COMMENTS OVERWHELMINGLY FAVOR PRESERVING THE FOREST
UCSF has compiled and published the public comments on the Draft Environmental Impact Report (DEIR). Though the comments are meant to address the DEIR, many commenters treated it as a referendum and showed their support for preserving Sutro Forest as it is.
UCSF received 189 comments; 164 opposed the plan, and only 20 supported it. Another 5 were ambivalent or supported part of the plan and opposed other aspects of it. That’s a ratio of 8:1 in favor of preserving Sutro Forest.
They’re available as a PDF here: MtSutroDEIRCommentLetters
The next step will be for UCSF to respond to the comments and publish the final EIR; after that, the University of California’s Board of Regents will need to certify that the EIR is complete, and then they can approve the project.
Tree-felling in the Demonstration Areas could begin by mid-August after the bird nesting season. Ron Proctor made an 8-minute video about Sutro Forest, showing the Demonstration Area plans. Please do take a look, and share it with others who may be interested.
APRIL 21 MEETING
The April 21st meeting drew around 30 energized supporters, who are taking the initiative to spread the word. We had presentations on Sutro Forest, Mount Davidson (where 1600 trees are to be felled), and the San Francisco Forest Alliance’s mission to preserve public parks for the public. We hope to make these presentations available online soon.
At the meeting, Dr Morley Singer talked about a new article in the (peer-reviewed, highly-respected) journal of the American Cancer Society, reporting a link between cancer and pesticides.

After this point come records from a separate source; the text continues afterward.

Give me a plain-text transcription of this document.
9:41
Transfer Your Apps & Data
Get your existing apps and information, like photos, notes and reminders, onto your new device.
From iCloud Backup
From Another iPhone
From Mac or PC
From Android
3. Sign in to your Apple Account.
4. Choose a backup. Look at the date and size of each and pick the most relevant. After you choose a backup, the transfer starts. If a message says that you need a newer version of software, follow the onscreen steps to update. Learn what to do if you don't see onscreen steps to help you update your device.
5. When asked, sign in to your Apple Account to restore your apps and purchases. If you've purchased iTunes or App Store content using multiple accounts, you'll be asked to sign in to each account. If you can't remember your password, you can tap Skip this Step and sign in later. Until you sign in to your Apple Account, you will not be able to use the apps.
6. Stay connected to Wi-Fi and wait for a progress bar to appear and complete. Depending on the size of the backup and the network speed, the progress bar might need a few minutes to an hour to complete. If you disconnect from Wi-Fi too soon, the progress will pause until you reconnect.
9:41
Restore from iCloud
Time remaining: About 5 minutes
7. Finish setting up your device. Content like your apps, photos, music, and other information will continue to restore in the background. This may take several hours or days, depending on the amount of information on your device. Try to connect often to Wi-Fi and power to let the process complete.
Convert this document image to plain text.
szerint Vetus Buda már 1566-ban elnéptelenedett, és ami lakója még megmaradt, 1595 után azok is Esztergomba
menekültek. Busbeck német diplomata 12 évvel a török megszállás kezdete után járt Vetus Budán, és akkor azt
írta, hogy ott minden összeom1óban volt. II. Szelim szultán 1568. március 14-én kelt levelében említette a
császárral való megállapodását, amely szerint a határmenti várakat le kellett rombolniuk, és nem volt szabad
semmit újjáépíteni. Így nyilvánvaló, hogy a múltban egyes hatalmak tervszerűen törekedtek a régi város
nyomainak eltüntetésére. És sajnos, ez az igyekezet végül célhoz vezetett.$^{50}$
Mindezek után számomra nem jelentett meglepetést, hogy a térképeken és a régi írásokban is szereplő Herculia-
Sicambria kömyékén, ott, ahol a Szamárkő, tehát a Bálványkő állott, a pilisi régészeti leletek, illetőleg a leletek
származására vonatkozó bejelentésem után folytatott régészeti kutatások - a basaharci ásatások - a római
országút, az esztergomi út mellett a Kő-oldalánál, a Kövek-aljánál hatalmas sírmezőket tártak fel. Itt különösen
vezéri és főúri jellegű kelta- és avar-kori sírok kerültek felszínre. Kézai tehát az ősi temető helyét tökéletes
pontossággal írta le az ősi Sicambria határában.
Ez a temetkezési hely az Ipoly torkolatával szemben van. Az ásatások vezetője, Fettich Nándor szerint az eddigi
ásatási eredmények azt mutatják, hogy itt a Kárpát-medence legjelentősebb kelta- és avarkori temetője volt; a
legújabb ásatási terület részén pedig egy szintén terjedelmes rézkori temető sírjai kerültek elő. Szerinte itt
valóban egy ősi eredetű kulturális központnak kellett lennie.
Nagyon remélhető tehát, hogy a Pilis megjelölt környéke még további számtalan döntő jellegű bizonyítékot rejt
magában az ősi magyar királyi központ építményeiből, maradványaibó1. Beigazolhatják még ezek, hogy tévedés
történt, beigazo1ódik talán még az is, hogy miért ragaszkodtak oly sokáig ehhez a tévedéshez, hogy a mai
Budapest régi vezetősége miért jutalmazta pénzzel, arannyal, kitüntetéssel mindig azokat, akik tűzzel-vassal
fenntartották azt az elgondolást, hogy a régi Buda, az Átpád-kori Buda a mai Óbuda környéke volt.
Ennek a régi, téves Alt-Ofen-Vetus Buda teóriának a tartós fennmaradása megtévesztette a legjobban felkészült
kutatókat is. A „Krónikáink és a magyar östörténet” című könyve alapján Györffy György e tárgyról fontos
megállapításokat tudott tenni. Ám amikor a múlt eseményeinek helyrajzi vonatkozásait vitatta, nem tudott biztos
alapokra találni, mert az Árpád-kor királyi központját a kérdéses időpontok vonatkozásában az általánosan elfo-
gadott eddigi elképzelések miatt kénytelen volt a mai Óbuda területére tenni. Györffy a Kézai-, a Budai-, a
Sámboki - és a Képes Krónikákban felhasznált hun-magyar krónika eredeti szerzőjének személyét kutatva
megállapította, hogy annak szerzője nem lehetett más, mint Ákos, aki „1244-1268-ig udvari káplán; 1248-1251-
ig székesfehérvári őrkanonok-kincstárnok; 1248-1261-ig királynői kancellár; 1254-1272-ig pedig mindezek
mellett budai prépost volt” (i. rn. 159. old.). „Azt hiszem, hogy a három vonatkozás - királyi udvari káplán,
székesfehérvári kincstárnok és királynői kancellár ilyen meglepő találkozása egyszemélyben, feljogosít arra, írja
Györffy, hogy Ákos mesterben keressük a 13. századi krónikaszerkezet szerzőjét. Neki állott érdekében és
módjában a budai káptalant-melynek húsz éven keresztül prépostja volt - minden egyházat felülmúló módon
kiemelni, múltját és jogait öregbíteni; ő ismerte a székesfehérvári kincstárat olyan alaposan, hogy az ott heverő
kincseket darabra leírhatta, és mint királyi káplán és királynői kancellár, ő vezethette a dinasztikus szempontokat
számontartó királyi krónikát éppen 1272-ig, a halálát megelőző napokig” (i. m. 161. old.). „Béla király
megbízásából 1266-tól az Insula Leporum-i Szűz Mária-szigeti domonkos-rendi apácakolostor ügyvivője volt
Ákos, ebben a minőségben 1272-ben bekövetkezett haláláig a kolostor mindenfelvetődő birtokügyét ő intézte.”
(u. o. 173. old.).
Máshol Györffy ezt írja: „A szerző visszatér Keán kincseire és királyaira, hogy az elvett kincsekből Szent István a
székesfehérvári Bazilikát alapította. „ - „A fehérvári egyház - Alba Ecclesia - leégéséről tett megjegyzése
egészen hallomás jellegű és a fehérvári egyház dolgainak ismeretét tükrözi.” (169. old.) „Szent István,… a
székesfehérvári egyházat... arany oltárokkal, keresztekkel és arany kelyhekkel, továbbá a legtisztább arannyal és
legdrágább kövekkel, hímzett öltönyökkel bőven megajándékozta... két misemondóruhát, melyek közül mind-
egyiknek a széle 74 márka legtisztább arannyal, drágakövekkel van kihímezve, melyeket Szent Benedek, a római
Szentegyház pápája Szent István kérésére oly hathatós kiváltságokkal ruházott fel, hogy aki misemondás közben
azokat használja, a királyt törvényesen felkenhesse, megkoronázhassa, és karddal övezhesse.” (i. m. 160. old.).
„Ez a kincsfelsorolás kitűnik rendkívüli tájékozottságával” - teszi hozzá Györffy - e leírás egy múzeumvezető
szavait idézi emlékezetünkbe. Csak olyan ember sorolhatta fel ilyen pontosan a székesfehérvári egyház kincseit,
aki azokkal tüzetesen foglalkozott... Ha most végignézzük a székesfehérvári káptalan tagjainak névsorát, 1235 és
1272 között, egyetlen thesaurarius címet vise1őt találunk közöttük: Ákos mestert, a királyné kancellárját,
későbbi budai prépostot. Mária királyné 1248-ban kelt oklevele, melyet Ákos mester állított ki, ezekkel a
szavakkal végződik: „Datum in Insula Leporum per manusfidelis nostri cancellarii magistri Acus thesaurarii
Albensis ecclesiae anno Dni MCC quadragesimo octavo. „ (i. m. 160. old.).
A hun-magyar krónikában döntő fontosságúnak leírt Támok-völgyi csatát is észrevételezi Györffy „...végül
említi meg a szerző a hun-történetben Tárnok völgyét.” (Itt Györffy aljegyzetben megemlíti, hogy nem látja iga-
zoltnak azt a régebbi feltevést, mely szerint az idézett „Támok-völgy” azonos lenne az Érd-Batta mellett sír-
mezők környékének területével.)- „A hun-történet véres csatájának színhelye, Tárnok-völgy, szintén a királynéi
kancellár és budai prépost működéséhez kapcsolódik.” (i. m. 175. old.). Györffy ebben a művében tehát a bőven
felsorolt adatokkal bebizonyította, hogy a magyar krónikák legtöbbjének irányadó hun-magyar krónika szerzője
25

SFForest.net reported on that in an article called Pesticides and Cancer, Glyphosate and Gut Bugs. It pointed out that one of the pesticides specifically mentioned was glyphosate (Aquamaster/ Roundup), and also discussed an article that showed glyphosate could adversely affect the friendly bacteria in human intestines, causing health issues.
Glyphosate is one of the pesticides that UCSF could potentially use in Sutro Forest.
We obtained some Sutro Forest cost information from UCSF. The meetings held in 2009 and 2010 and all the outreach cost around $52 thousand. Preparing the EIR is budgeted at $275 thousand, all of it to outside consultants or contractors. (They don’t appear to keep track of the time spent by their own employees, though it’s clearly substantial.) Most of this amount came from the Campus Planning budget, but $65 thousand came from the Chancellor’s Fund.
We are still trying to get estimates of the cost of implementing the Management Plan.
Well-done video but so scary. Why must humans mess with Ma Nature excessively like this? Was there yesterday and saw far too many felled trees and orange dots — already.